The inhibitory time course and dose-related characteristics of a new potent GnRH antagonist peptide, [N-acetyl-d-pCl-Phe^1,2-d-Trp³-d-Lys⁶-d-Ala¹⁰]GnRH, on gonadotropin secretion were studied in nine postmenopausal women. Effective suppression of gonadotropin secretion was correlated with increased circulating concentrations of immunoassayable GnRH antagonist. Inhibition of gonadotropin secretion was achieved by a parenteral dose of 300 μg/kg GnRH antagonist.
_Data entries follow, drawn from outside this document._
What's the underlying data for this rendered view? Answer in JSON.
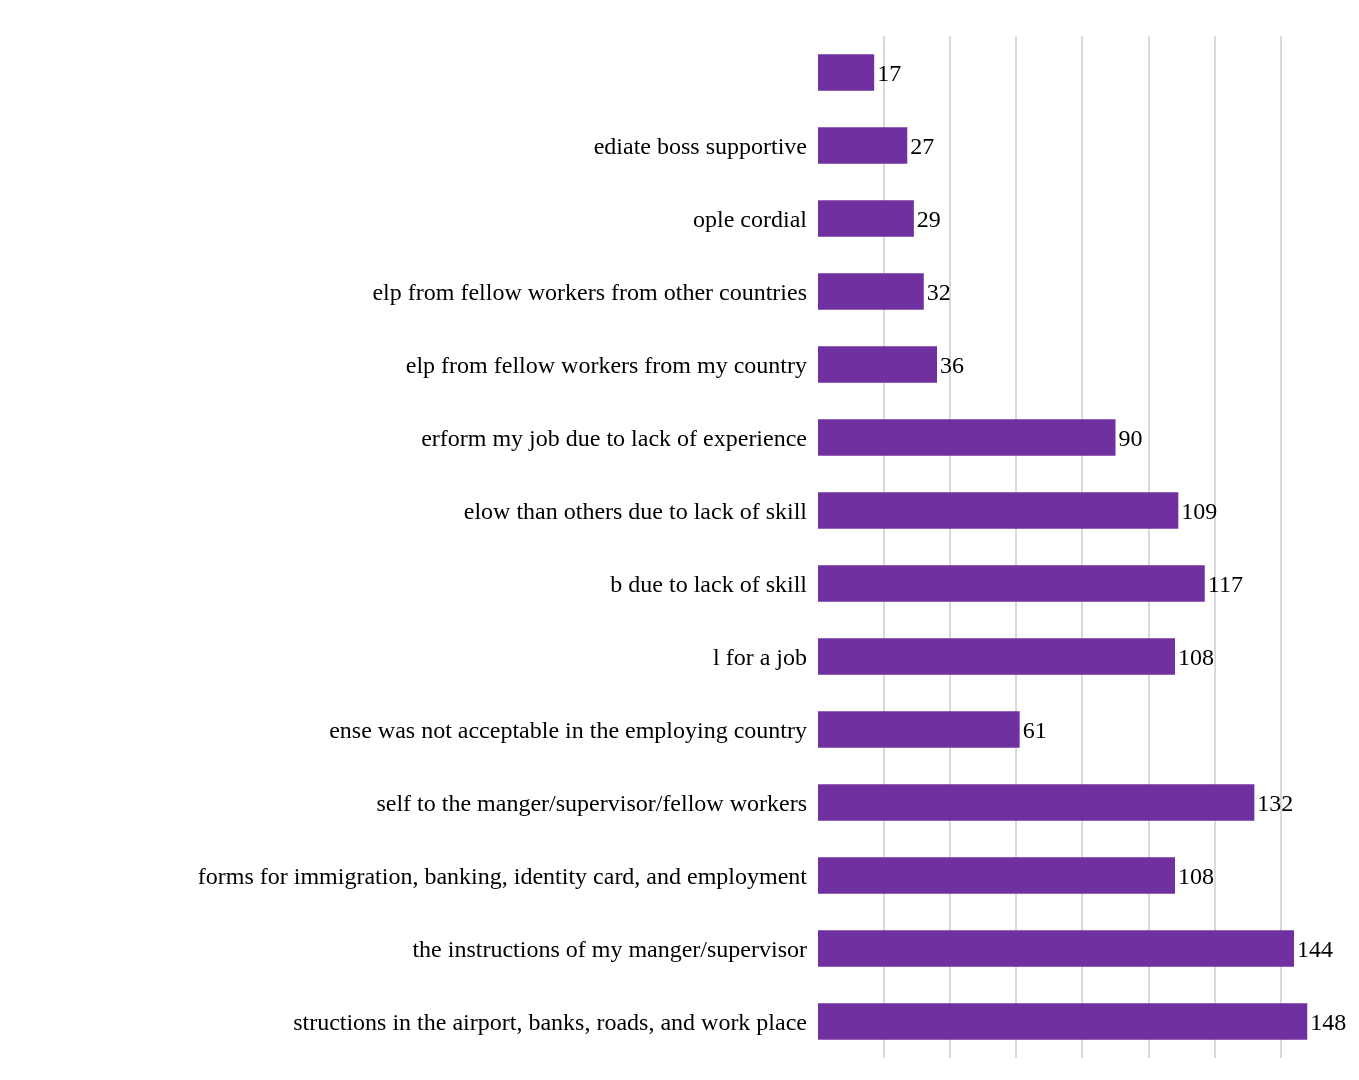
{
  "chart_data": {
    "type": "bar",
    "orientation": "horizontal",
    "categories": [
      null,
      "ediate boss supportive",
      "ople cordial",
      "elp from fellow workers from other countries",
      "elp from fellow workers from my country",
      "erform my job due to lack of experience",
      "elow than others due to lack of skill",
      "b due to lack of skill",
      "l for a job",
      "ense was not acceptable in the employing country",
      "self to the manger/supervisor/fellow workers",
      "forms for immigration, banking, identity card, and employment",
      "the instructions of my manger/supervisor",
      "structions in the airport, banks, roads, and work place"
    ],
    "values": [
      17,
      27,
      29,
      32,
      36,
      90,
      109,
      117,
      108,
      61,
      132,
      108,
      144,
      148
    ],
    "color": "#7030a0",
    "data_labels": true,
    "grid": "x",
    "legend": false,
    "tick_labels": "y"
  }
}
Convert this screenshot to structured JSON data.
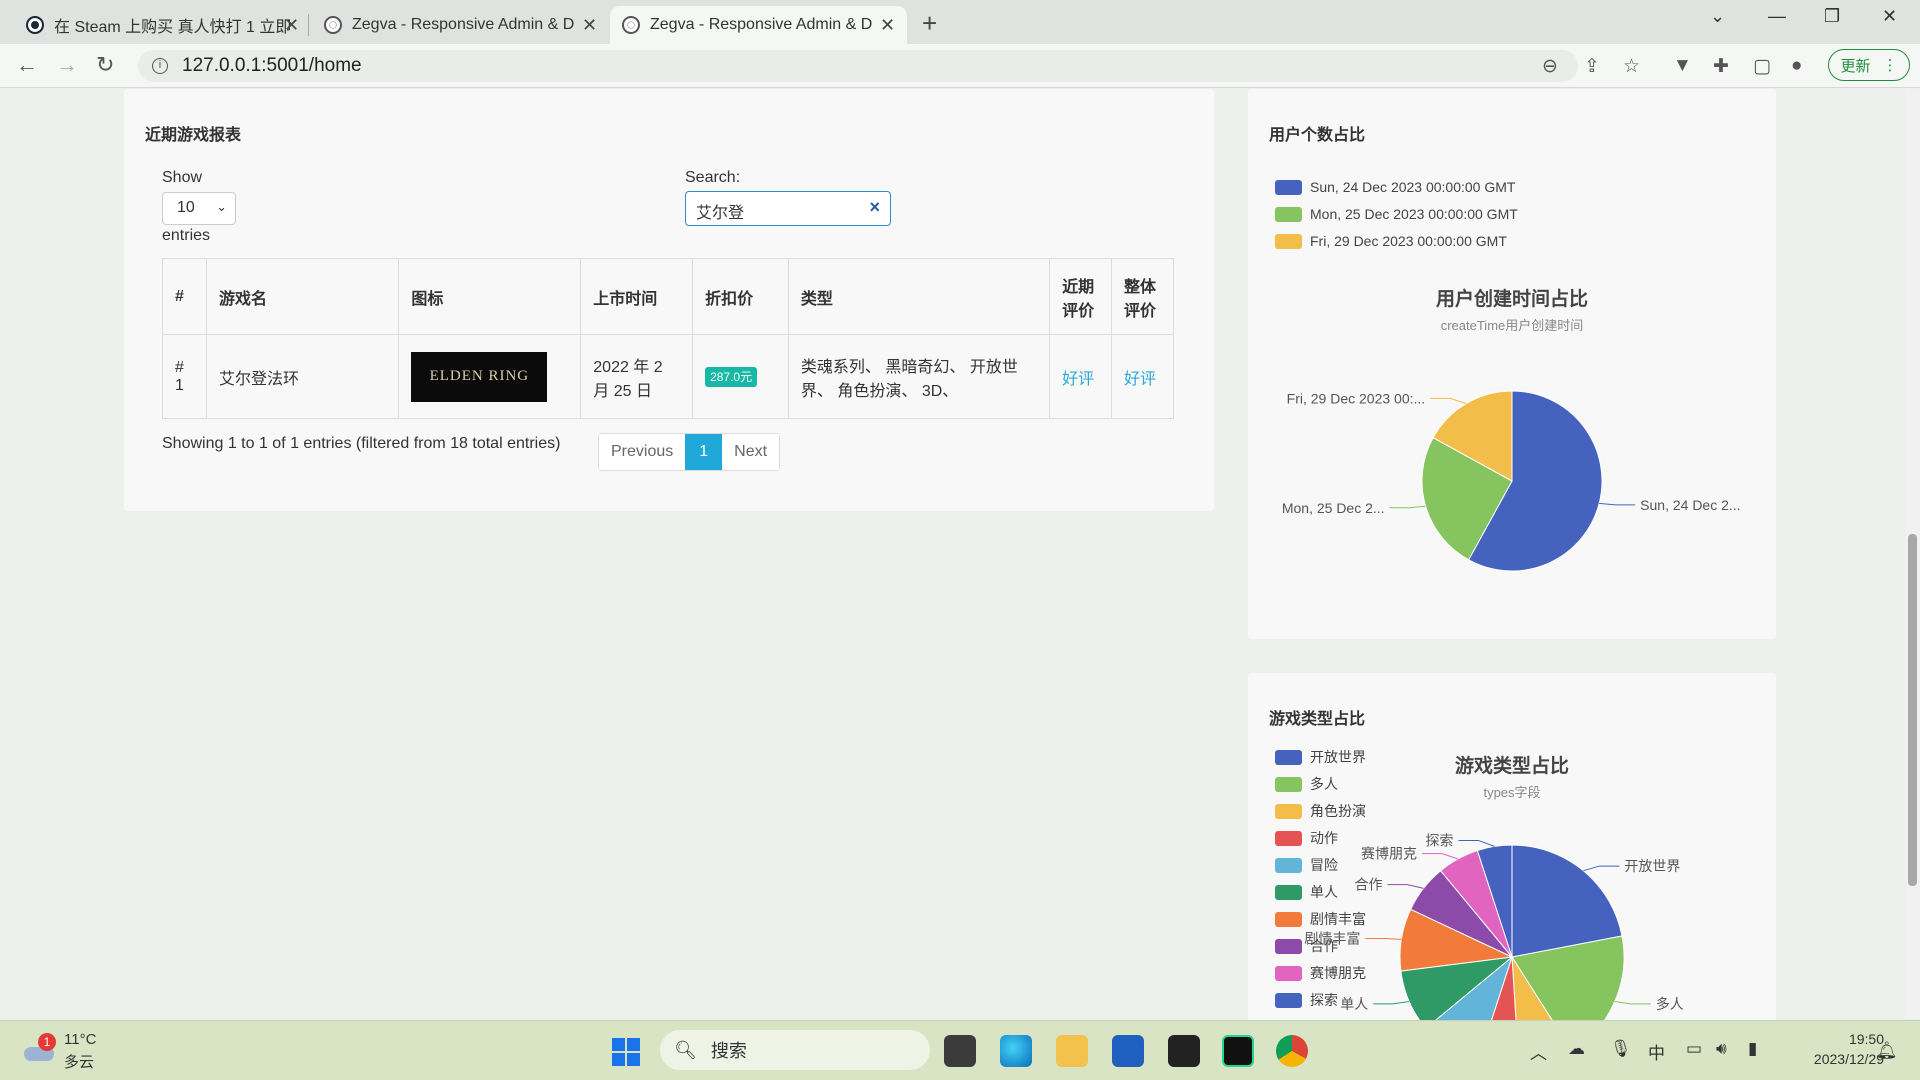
{
  "browser": {
    "tabs": [
      {
        "title": "在 Steam 上购买 真人快打 1 立即"
      },
      {
        "title": "Zegva - Responsive Admin & D"
      },
      {
        "title": "Zegva - Responsive Admin & D"
      }
    ],
    "url": "127.0.0.1:5001/home",
    "update_label": "更新"
  },
  "report": {
    "title": "近期游戏报表",
    "show_label": "Show",
    "entries_value": "10",
    "entries_label": "entries",
    "search_label": "Search:",
    "search_value": "艾尔登",
    "columns": [
      "#",
      "游戏名",
      "图标",
      "上市时间",
      "折扣价",
      "类型",
      "近期评价",
      "整体评价"
    ],
    "rows": [
      {
        "index": "# 1",
        "name": "艾尔登法环",
        "icon_text": "ELDEN RING",
        "release": "2022 年 2 月 25 日",
        "price": "287.0元",
        "types": "类魂系列、 黑暗奇幻、 开放世界、 角色扮演、 3D、",
        "recent": "好评",
        "overall": "好评"
      }
    ],
    "info": "Showing 1 to 1 of 1 entries (filtered from 18 total entries)",
    "pager": {
      "prev": "Previous",
      "current": "1",
      "next": "Next"
    }
  },
  "user_card": {
    "title": "用户个数占比",
    "chart_data": {
      "type": "pie",
      "title": "用户创建时间占比",
      "subtitle": "createTime用户创建时间",
      "categories": [
        "Sun, 24 Dec 2023 00:00:00 GMT",
        "Mon, 25 Dec 2023 00:00:00 GMT",
        "Fri, 29 Dec 2023 00:00:00 GMT"
      ],
      "values": [
        58,
        25,
        17
      ],
      "colors": [
        "#4562be",
        "#85c45e",
        "#f2bd48"
      ],
      "slice_labels": [
        "Sun, 24 Dec 2...",
        "Mon, 25 Dec 2...",
        "Fri, 29 Dec 2023 00:..."
      ],
      "legend": "top-left"
    }
  },
  "type_card": {
    "title": "游戏类型占比",
    "chart_data": {
      "type": "pie",
      "title": "游戏类型占比",
      "subtitle": "types字段",
      "categories": [
        "开放世界",
        "多人",
        "角色扮演",
        "动作",
        "冒险",
        "单人",
        "剧情丰富",
        "合作",
        "赛博朋克",
        "探索"
      ],
      "values": [
        22,
        19,
        8,
        6,
        9,
        9,
        9,
        7,
        6,
        5
      ],
      "colors": [
        "#4562be",
        "#85c45e",
        "#f2bd48",
        "#e45454",
        "#62b5d8",
        "#2f9a66",
        "#f27b3c",
        "#8c4ba8",
        "#e064c0",
        "#4562be"
      ],
      "visible_labels": [
        "开放世界",
        "多人",
        "单人",
        "剧情丰富",
        "合作",
        "赛博朋克",
        "探索"
      ],
      "legend": "left"
    }
  },
  "taskbar": {
    "weather_temp": "11°C",
    "weather_desc": "多云",
    "weather_badge": "1",
    "search_placeholder": "搜索",
    "ime": "中",
    "time": "19:50",
    "date": "2023/12/29"
  }
}
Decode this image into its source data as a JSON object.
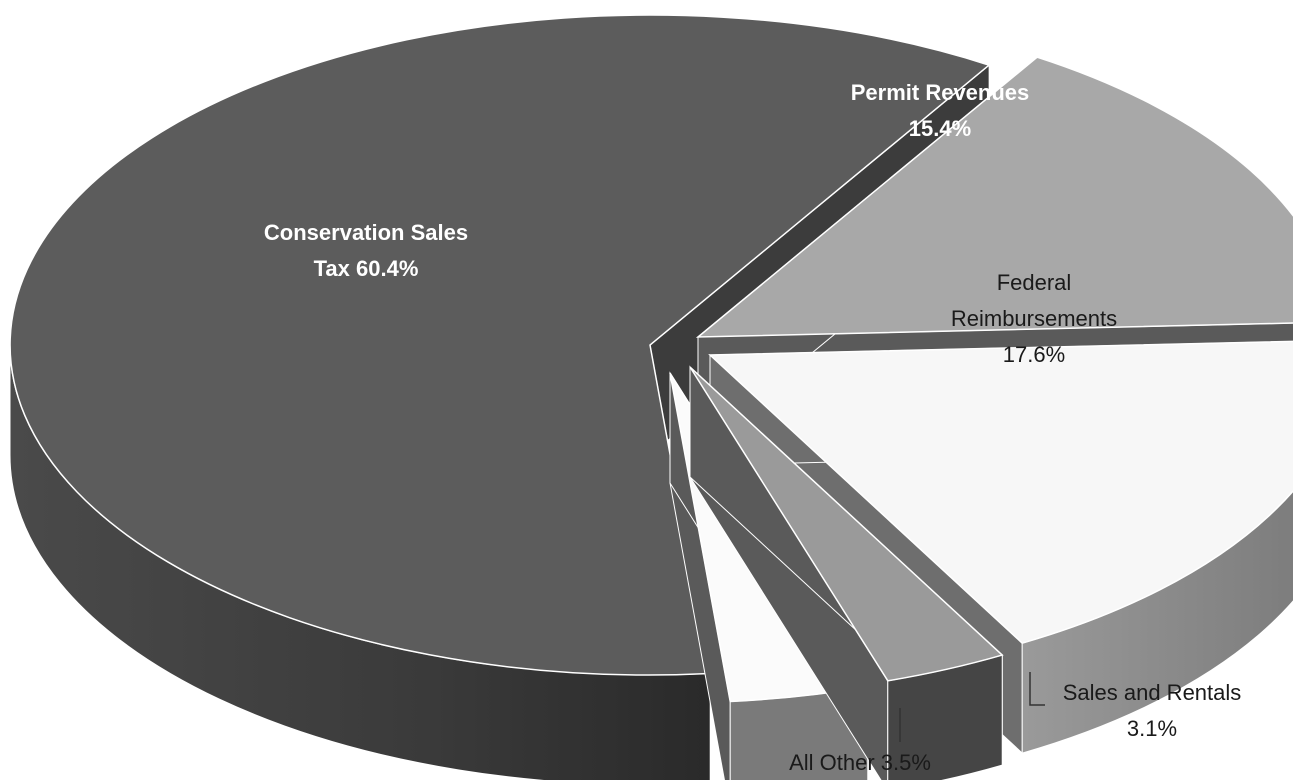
{
  "chart_data": {
    "type": "pie",
    "style": "3d-exploded",
    "slices": [
      {
        "label": "Conservation Sales Tax",
        "value": 60.4,
        "color": "#5c5c5c"
      },
      {
        "label": "Permit Revenues",
        "value": 15.4,
        "color": "#a8a8a8"
      },
      {
        "label": "Federal Reimbursements",
        "value": 17.6,
        "color": "#f7f7f7"
      },
      {
        "label": "Sales and Rentals",
        "value": 3.1,
        "color": "#9a9a9a"
      },
      {
        "label": "All Other",
        "value": 3.5,
        "color": "#fbfbfb"
      }
    ],
    "data_labels": [
      {
        "lines": [
          "Conservation Sales",
          "Tax 60.4%"
        ]
      },
      {
        "lines": [
          "Permit Revenues",
          "15.4%"
        ]
      },
      {
        "lines": [
          "Federal",
          "Reimbursements",
          "17.6%"
        ]
      },
      {
        "lines": [
          "Sales and Rentals",
          "3.1%"
        ]
      },
      {
        "lines": [
          "All Other 3.5%"
        ]
      }
    ]
  }
}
This dose reduced plasma bioactive LH concentrations by 49–59%, immunoactive LH by 41–46%, and immunoactive FSH by 25–40%. Blockade of gonadotropin secretion was sustained for 10–28 h after a single injection of the synthetic decapeptide. This prolonged action was associated with significant plasma protein binding of the GnRH antagonist and mean plasma half-times of disappearance of 1.5 and 21 h for the fast and slow components, respectively. In summary, we have described the biological actions of a potent GnRH antagonist that binds avidly to serum proteins, has a prolonged plasma residence time, and exerts sustained inhibitory effects on bio- and immunoactive LH release in man. The extended duration of action of this compound may reflect in part its significant binding to circulating plasma proteins.